LINEAR REGRESSION:
- Linear regression is used to predict one variable using the other variables.
- The variable which we need to predict can be called as dependent variable and the variables used here to predict the dependent variable can be called as independent variable.
- The linear regression assumes a linear relationship between the dependent and independent variables and find the best fitting line which describes this relationship.
- If the linear regression is used to predict one dependent variable using one independent variable, then it is called SIMPLE LINEAR REGRESSION.
- If the linear regression is used to predict one dependent variable using two or more independent variable, then it is called MULTIPLE LINEAR REGRESSION.
SIMPLE LINEAR REGRESSION:
- As we need only one dependent and one independent variable for simple linear regression module to find the best fit line, we can define it by formula y=m*x+c, where y is the independent variable, m is the slope, x is the dependent variable and c is the intercept at x=0.
- As we need best values for m and c for finding best fit line, we need to find theĀ minimum error between the predicted values and actual value.

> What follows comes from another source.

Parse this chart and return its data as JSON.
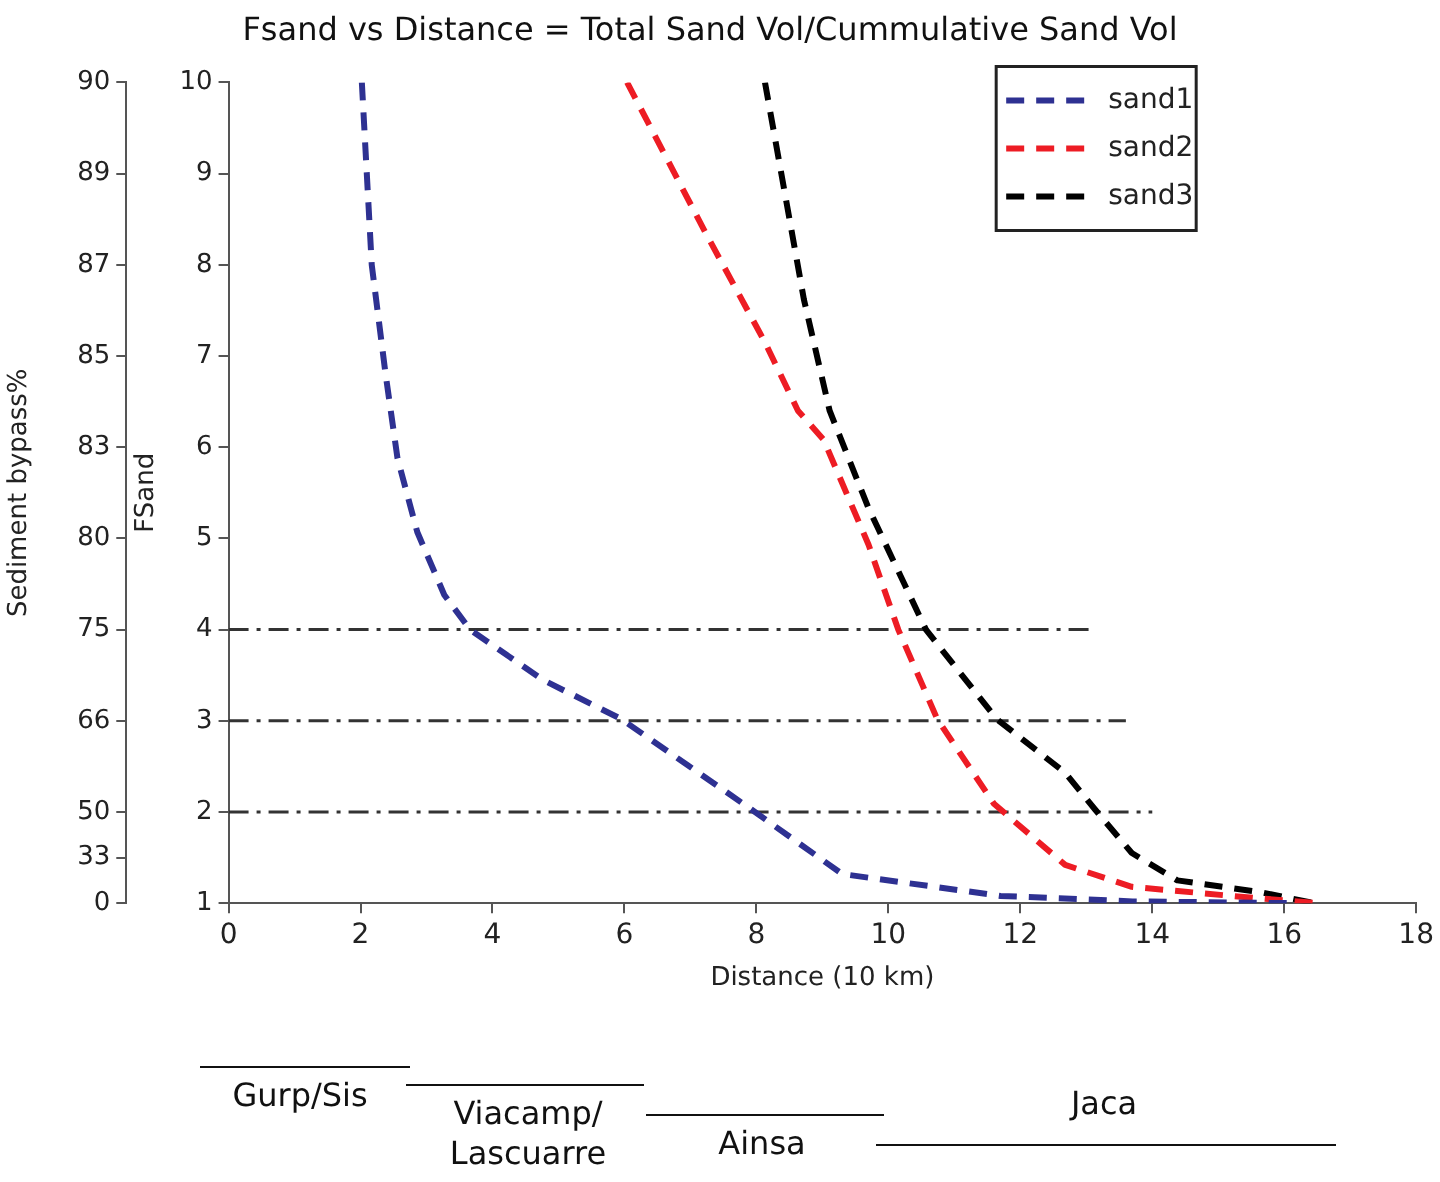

And for this we use Residual Sum of Squares where residuals are the difference between the observed value of the dependent variable and predicted variable. Here predicted value is our mx+c.
THINGS I OBSERVED FROM DIABETES DATA SET:
- The given data is about the percentage of obesity, inactivity and diabetes in the states of USA in the year 2018.
- There are 3142 entries in Diabetes, 363 entries in obesity and 1370 entries in inactivity.
- If we take only obesity to build a model to predict diabetes then i think we should use simple linear regression.
- If we take both obesity and inactivity to build a model to predict diabetes then i think we should use multiple linear regression.